Nunca se ha visto un presidente tan odiado. Ciertamente, es arrogante, es un pésimo comunicador, es la caricatura del representante de las élites liberales (pasado de banquero, experto en finanzas, a gusto en Davos o en otros círculos exclusivos del poder global).
Pero el CV de Macron no basta para justificar el odio visceral, la llamada constante a su dimisión e incluso a la decapitación. Con las elecciones de 2017, Macron rompió la alternancia tranquila derecha/izquierda que permitía canalizar las pasiones políticas en el Parlamento dentro de un marco ideológico bien definido. Los partidos tradicionales se encontraron anulados por su nombramiento.
La lucha se traslada a las calles, porque nadie representa ya el descontento de los ciudadanos.
Y además, Macron provoca la rabia de los “perdedores”: lo consigue todo, es joven, brillantísimo, elegante al hablar, domina el inglés y se siente a gusto en cualquier contexto internacional, decididamente liberal en una Francia que todavía sueña con una socialdemocracia que ya no puede permitirse. Porque la envidia es el motivo más fuerte de la rabia.
El francés tiene ideales socialdemócratas, pero envidia a las élites culturales, económicas y urbanas: comparte los mismos gustos materiales y simbólicos que los altos funcionarios que hicieron las buenas universidades y viven en el centro de París.
Quien no forma parte de las élites en este país se siente frustrado porque vive su no-pertenencia como un fracaso: no logró entrar en las grandes écoles, universidades de excelencia a las que se accede solo mediante concurso y siendo los mejores de la clase; se siente rechazado por París, el corazón de Francia, centro económico, político y cultural que barre toda la provincia, convertida en un lugar demasiado caro; se siente abandonado por el poder central, que tiene preocupaciones europeas e internacionales y desvía la mirada de la provincia.
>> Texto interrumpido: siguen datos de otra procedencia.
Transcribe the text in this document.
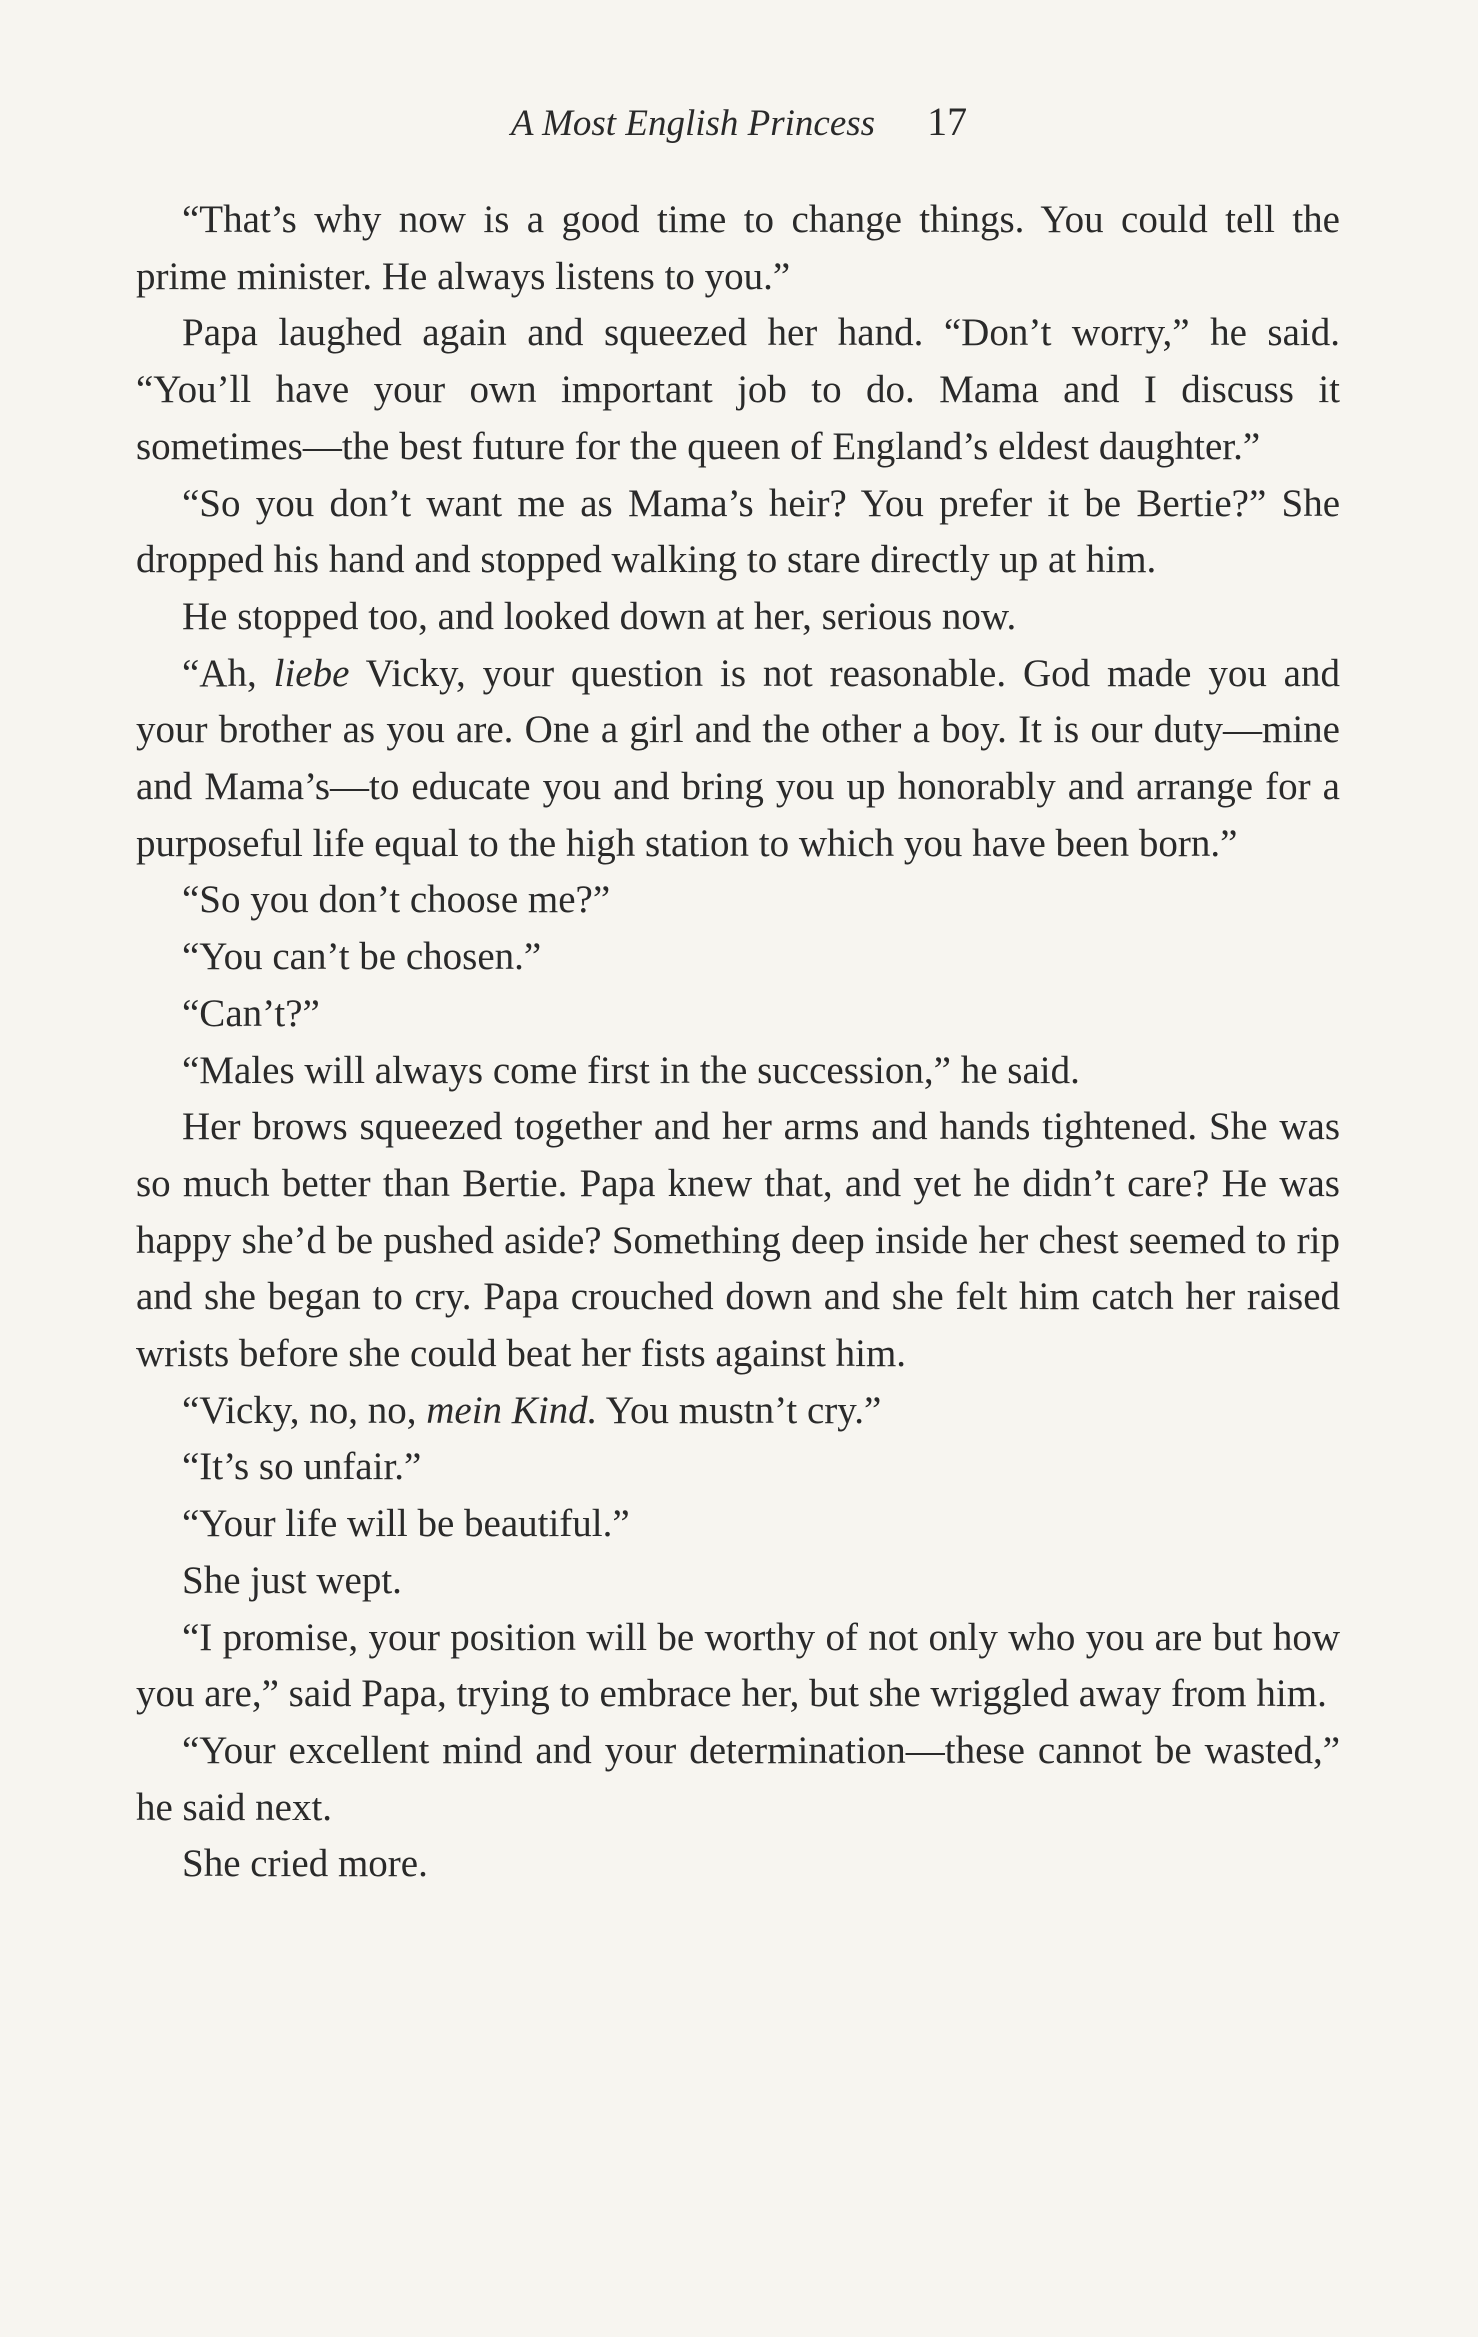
A Most English Princess 17

“That’s why now is a good time to change things. You could tell the prime minister. He always listens to you.”

Papa laughed again and squeezed her hand. “Don’t worry,” he said. “You’ll have your own important job to do. Mama and I discuss it sometimes—the best future for the queen of England’s eldest daughter.”

“So you don’t want me as Mama’s heir? You prefer it be Bertie?” She dropped his hand and stopped walking to stare directly up at him.

He stopped too, and looked down at her, serious now.

“Ah, liebe Vicky, your question is not reasonable. God made you and your brother as you are. One a girl and the other a boy. It is our duty—mine and Mama’s—to educate you and bring you up honorably and arrange for a purposeful life equal to the high station to which you have been born.”

“So you don’t choose me?”

“You can’t be chosen.”

“Can’t?”

“Males will always come first in the succession,” he said.

Her brows squeezed together and her arms and hands tightened. She was so much better than Bertie. Papa knew that, and yet he didn’t care? He was happy she’d be pushed aside? Something deep inside her chest seemed to rip and she began to cry. Papa crouched down and she felt him catch her raised wrists before she could beat her fists against him.

“Vicky, no, no, mein Kind. You mustn’t cry.”

“It’s so unfair.”

“Your life will be beautiful.”

She just wept.

“I promise, your position will be worthy of not only who you are but how you are,” said Papa, trying to embrace her, but she wriggled away from him.

“Your excellent mind and your determination—these cannot be wasted,” he said next.

She cried more.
Los Chalecos Amarillos duraron mucho tiempo, fueron en parte reprimidos tras un sábado especialmente violento en marzo de 2019, lograron la eliminación del impuesto sobre el combustible y se extinguieron completamente con la llegada del Covid.
Bloquearlo todo
El nuevo movimiento Bloquons-tout se ha hecho a su imagen y semejanza. Surgió de la nada, de algún llamamiento en línea, se extendió rápidamente por toda Francia, pide la dimisión de Macron y, en general, que todos vivan felices y contentos, algo difícil de lograr poniendo fuego y llamas a todo el país.
Los eslóganes son de todo tipo: desde el predominante «Macron démission», hasta «Gaza libre» o la imposición de impuestos a los más ricos. Mezclan, por tanto, ira sin cabeza, ideologías virales y demandas serias, como la de gravar las grandes fortunas, que es una propuesta del Partido Socialista apoyada por destacados economistas (entre ellos el joven y brillante Gabriel Zucman) y que seguramente será tema de discusión para el nuevo gobierno de Lecornu.
Pero juntar todo no es particularmente útil, y si el desorden de las reivindicaciones va acompañado de caos y violencia, acabarán logrando poco, como sucedió con los Chalecos Amarillos.
Publicado en Settimananews el 12 de septiembre de 2025 con el título “La rabbia francese”.